On appeal, I submitted a medical report from the claimant’s pain management specialist, who was also a board certified neurologist. The neurologist had not been contacted, nor had his records been obtained. It seemed arbitrary to deny that the claimant’s pain was disabling without considering any evidence from the pain management specialist.
The neurologist diagnosed the claimant with fibromyalgia, complex regional pain syndrome, and chronic pain syndrome. Just like the rheumatologist, the neurologist identified the positive clinical findings that supported the diagnoses, and he also provided similar restrictions and limitations. The only real difference in the reports was that the neurologist detailed the nature, location, frequency, severity and precipitating factors of the claimant’s pain. As a pain management specialist, there was no basis for discounting his opinion regarding the severity of the claimant’s pain, and the claim was approved today.

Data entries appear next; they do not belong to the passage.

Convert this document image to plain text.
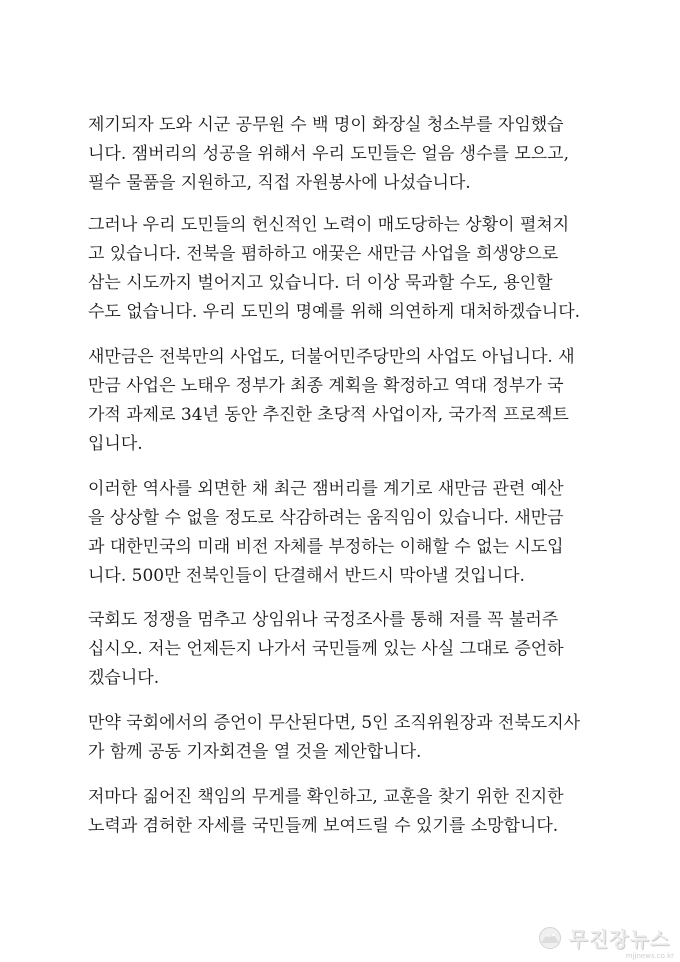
제기되자 도와 시군 공무원 수 백 명이 화장실 청소부를 자임했습
니다. 잼버리의 성공을 위해서 우리 도민들은 얼음 생수를 모으고,
필수 물품을 지원하고, 직접 자원봉사에 나섰습니다.
그러나 우리 도민들의 헌신적인 노력이 매도당하는 상황이 펼쳐지
고 있습니다. 전북을 폄하하고 애꿎은 새만금 사업을 희생양으로
삼는 시도까지 벌어지고 있습니다. 더 이상 묵과할 수도, 용인할
수도 없습니다. 우리 도민의 명예를 위해 의연하게 대처하겠습니다.
새만금은 전북만의 사업도, 더불어민주당만의 사업도 아닙니다. 새
만금 사업은 노태우 정부가 최종 계획을 확정하고 역대 정부가 국
가적 과제로 34년 동안 추진한 초당적 사업이자, 국가적 프로젝트
입니다.
이러한 역사를 외면한 채 최근 잼버리를 계기로 새만금 관련 예산
을 상상할 수 없을 정도로 삭감하려는 움직임이 있습니다. 새만금
과 대한민국의 미래 비전 자체를 부정하는 이해할 수 없는 시도입
니다. 500만 전북인들이 단결해서 반드시 막아낼 것입니다.
국회도 정쟁을 멈추고 상임위나 국정조사를 통해 저를 꼭 불러주
십시오. 저는 언제든지 나가서 국민들께 있는 사실 그대로 증언하
겠습니다.
만약 국회에서의 증언이 무산된다면, 5인 조직위원장과 전북도지사
가 함께 공동 기자회견을 열 것을 제안합니다.
저마다 짊어진 책임의 무게를 확인하고, 교훈을 찾기 위한 진지한
노력과 겸허한 자세를 국민들께 보여드릴 수 있기를 소망합니다.
무진장뉴스
mjjnews.co.kr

I advise my clients to treat with pain specialists, even if the medications and treatments offered are similar to what other treating physicians are providing. It seems difficult to reject an opinion regarding a claimant’s pain from a physician who specializes in pain management.
Tuesday, June 12, 2007
When it comes to disability, the default position of the Social Security Administration (the “SSA”) is that applicants are not disabled. Thus, the SSA draws every presumption and inference in favor of denying an application for Social Security Disability (“SSD”) benefits. One such presumption concerns applicants who were self-employed.
When an applicant who was self employed applies for SSD, the SSA presumes that the applicant is still working off the books. This presumption frequently gets extended to ridiculous lengths. I had a client who after receiving SSD told the SSA that he was resuming work for his wife’s company. Instead of rewarding the claimant for his honesty, the SSA demanded an overpayment on the grounds that he must have been working off the books for years.

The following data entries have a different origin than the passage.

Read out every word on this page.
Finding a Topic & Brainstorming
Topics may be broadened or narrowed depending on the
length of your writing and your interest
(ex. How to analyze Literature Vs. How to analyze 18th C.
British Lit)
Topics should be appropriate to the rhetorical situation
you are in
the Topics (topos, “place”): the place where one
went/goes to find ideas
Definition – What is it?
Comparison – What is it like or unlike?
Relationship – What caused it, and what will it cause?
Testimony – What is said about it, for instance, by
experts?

Despite the fact that the SSA never has any evidence that a formerly self-employed SSD applicant is working off the books, the SSA asserts that it will deny benefits unless the claimant proves otherwise. The claimant can submit an affidavit that he or she is not working, which is the same evidence that must be accepted at a hearing. However then the SSA has rejected such affidavits at the initial application stage, and requested tax records. However, when I have produced the tax records revealing no income, or advised the SSA that the claimant did not file because there was no income, the SSA still refused to approve benefits for lack of evidence.
The problem is that the SSA is requiring the claimant to prove a negative; that is, something that does not exist. You can prove you are working by your testimony or that of co-workers. Employment and tax records can also establish gainful activity. Because there is no direct proof that one is not working, what can one do when the SSA rejects indirect proof?

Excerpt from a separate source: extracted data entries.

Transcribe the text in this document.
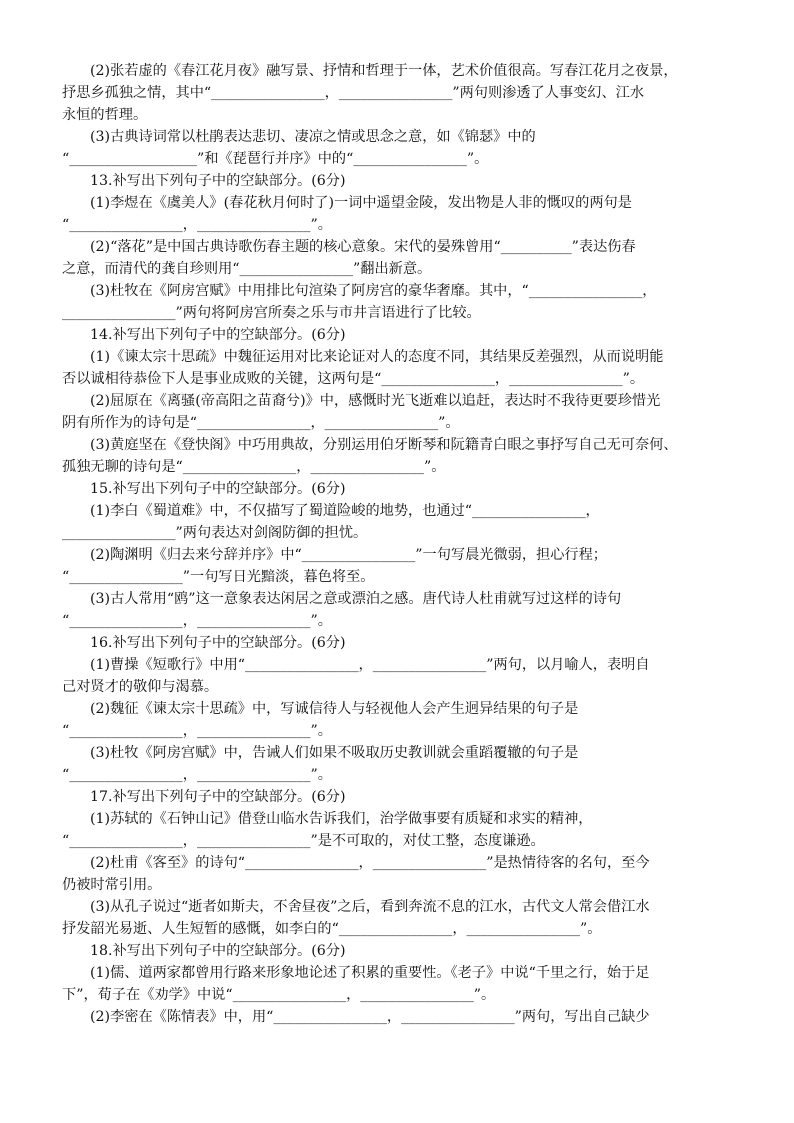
(2)张若虚的《春江花月夜》融写景、抒情和哲理于一体，艺术价值很高。写春江花月之夜景，
抒思乡孤独之情，其中“________________，________________”两句则渗透了人事变幻、江水
永恒的哲理。
(3)古典诗词常以杜鹃表达悲切、凄凉之情或思念之意，如《锦瑟》中的
“__________________”和《琵琶行并序》中的“________________”。
13.补写出下列句子中的空缺部分。(6分)
(1)李煜在《虞美人》(春花秋月何时了)一词中遥望金陵，发出物是人非的慨叹的两句是
“________________，________________”。
(2)“落花”是中国古典诗歌伤春主题的核心意象。宋代的晏殊曾用“__________”表达伤春
之意，而清代的龚自珍则用“________________”翻出新意。
(3)杜牧在《阿房宫赋》中用排比句渲染了阿房宫的豪华奢靡。其中，“________________，
________________”两句将阿房宫所奏之乐与市井言语进行了比较。
14.补写出下列句子中的空缺部分。(6分)
(1)《谏太宗十思疏》中魏征运用对比来论证对人的态度不同，其结果反差强烈，从而说明能
否以诚相待恭俭下人是事业成败的关键，这两句是“________________，________________”。
(2)屈原在《离骚(帝高阳之苗裔兮)》中，感慨时光飞逝难以追赶，表达时不我待更要珍惜光
阴有所作为的诗句是“________________，________________”。
(3)黄庭坚在《登快阁》中巧用典故，分别运用伯牙断琴和阮籍青白眼之事抒写自己无可奈何、
孤独无聊的诗句是“________________，________________”。
15.补写出下列句子中的空缺部分。(6分)
(1)李白《蜀道难》中，不仅描写了蜀道险峻的地势，也通过“________________，
________________”两句表达对剑阁防御的担忧。
(2)陶渊明《归去来兮辞并序》中“________________”一句写晨光微弱，担心行程；
“________________”一句写日光黯淡，暮色将至。
(3)古人常用“鸥”这一意象表达闲居之意或漂泊之感。唐代诗人杜甫就写过这样的诗句
“________________，________________”。
16.补写出下列句子中的空缺部分。(6分)
(1)曹操《短歌行》中用“________________，________________”两句，以月喻人，表明自
己对贤才的敬仰与渴慕。
(2)魏征《谏太宗十思疏》中，写诚信待人与轻视他人会产生迥异结果的句子是
“________________，________________”。
(3)杜牧《阿房宫赋》中，告诫人们如果不吸取历史教训就会重蹈覆辙的句子是
“________________，________________”。
17.补写出下列句子中的空缺部分。(6分)
(1)苏轼的《石钟山记》借登山临水告诉我们，治学做事要有质疑和求实的精神，
“________________，________________”是不可取的，对仗工整，态度谦逊。
(2)杜甫《客至》的诗句“________________，________________”是热情待客的名句，至今
仍被时常引用。
(3)从孔子说过“逝者如斯夫，不舍昼夜”之后，看到奔流不息的江水，古代文人常会借江水
抒发韶光易逝、人生短暂的感慨，如李白的“________________，________________”。
18.补写出下列句子中的空缺部分。(6分)
(1)儒、道两家都曾用行路来形象地论述了积累的重要性。《老子》中说“千里之行，始于足
下”，荀子在《劝学》中说“________________，________________”。
(2)李密在《陈情表》中，用“________________，________________”两句，写出自己缺少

I recently succeeded in getting SSD benefits approved for a formerly self-employed hardware store owner at the initial application stage. I refused to provide the tax records of the applicant’s spouse on numerous grounds. However, I supplied letters from the hardware store suppliers stating that the applicant no longer worked at the store. Those letters must have sufficed because the SSA, which had told me benefits would be denied if I refused to turn over the tax records, approved the application. The letters were very short, and required little effort on the part of the suppliers, or the claimant in securing them.